Another year, another set of great expectations. Can we solve the waterfront (finally)? Can we make the urban vote count in the provincial elections? Can we embrace arts mega-festival with outsize ambitions? Here are five movers and shakers who will leave a footprint - hopefully a good one - on the city in 2007


Adam Giambrone has a résumé unlike any other at City Hall. He’s fluent in Arabic. He’s an archeologist who occasionally flies off to northern Sudan to help excavate an ancient city. He has served as president of the federal NDP. And he’s not yet 30.

Now, Mayor David Miller has put the second-term city councillor (Davenport) in charge of what is perhaps City Hall’s most politically sensitive file: chairing the $1-billion-a-year Toronto Transit Commission.

“The TTC affects everybody in a way that few other municipal services do. Even if you never get on the TTC, without it you’d never get anywhere because of the gridlock,” says Mr. Giambrone, 29.

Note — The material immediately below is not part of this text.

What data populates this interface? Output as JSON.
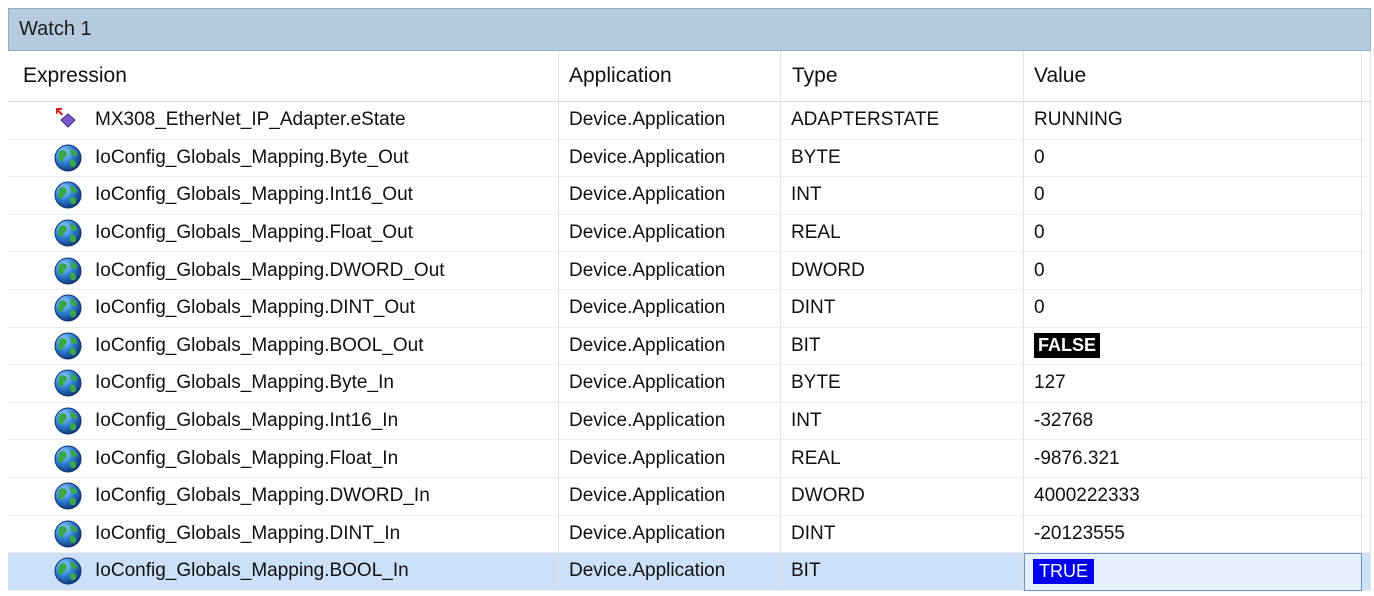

Less than a month into the job, he has already made some noise, demanding a “cleanliness audit” and declaring that the system’s creaky website needs to start providing riders with up-to-the-minute information. But Mr. Giambrone’s biggest challenge will be to persuade other governments to help pay for Mr. Miller’s TTC expansion plans, which include dedicated streetcar and bus lanes on key suburban routes. His first task will be balancing the books — without slapping riders with another fare increase.

Mr. Miller believes that Mr. Giambrone is up to the job of quarterbacking North America’s third-largest urban transit agency. “He understands public transit. He’s a quick study, and I think we share the same vision of how the TTC should evolve,” the mayor says.

As a rookie councillor, Mr. Giambrone took on some important, if tedious, projects — rewriting council’s procedures and overseeing the design of a lobbyist registry.

As the vice-chair of the TTC, he also impressed many with his cool head during May’s wildcat strike, and is seen as more subdued than his predecessor, Howard Moscoe.

Still, the controversies that nagged Mr. Moscoe this past year did not leave Mr. Giambrone completely untouched. Like Mr. Moscoe, he was also accused of “political interference” by Rick Ducharme when the TTC’s former chief general manager resigned in a huff. The months-long debate over the decision to award a $674-million subway-car contract to Bombardier without competition heated up when it was revealed that Bombardier was inviting people to one of Mr. Giambrone’s fundraisers. (He told them to rescind the invitation.)

Long-time transit advocate Steve Munro says he is “guardedly optimistic” for Mr. Giambrone’s tenure. But he says the TTC chair will have to prove he also has the guts to stand up to council — including Mr. Miller — and demand more city money for public transit.

“He’s the chair. He’s got to fly the flag,” Mr. Munro said. “And that may require him to wave the flag in a different direction than the mayor.”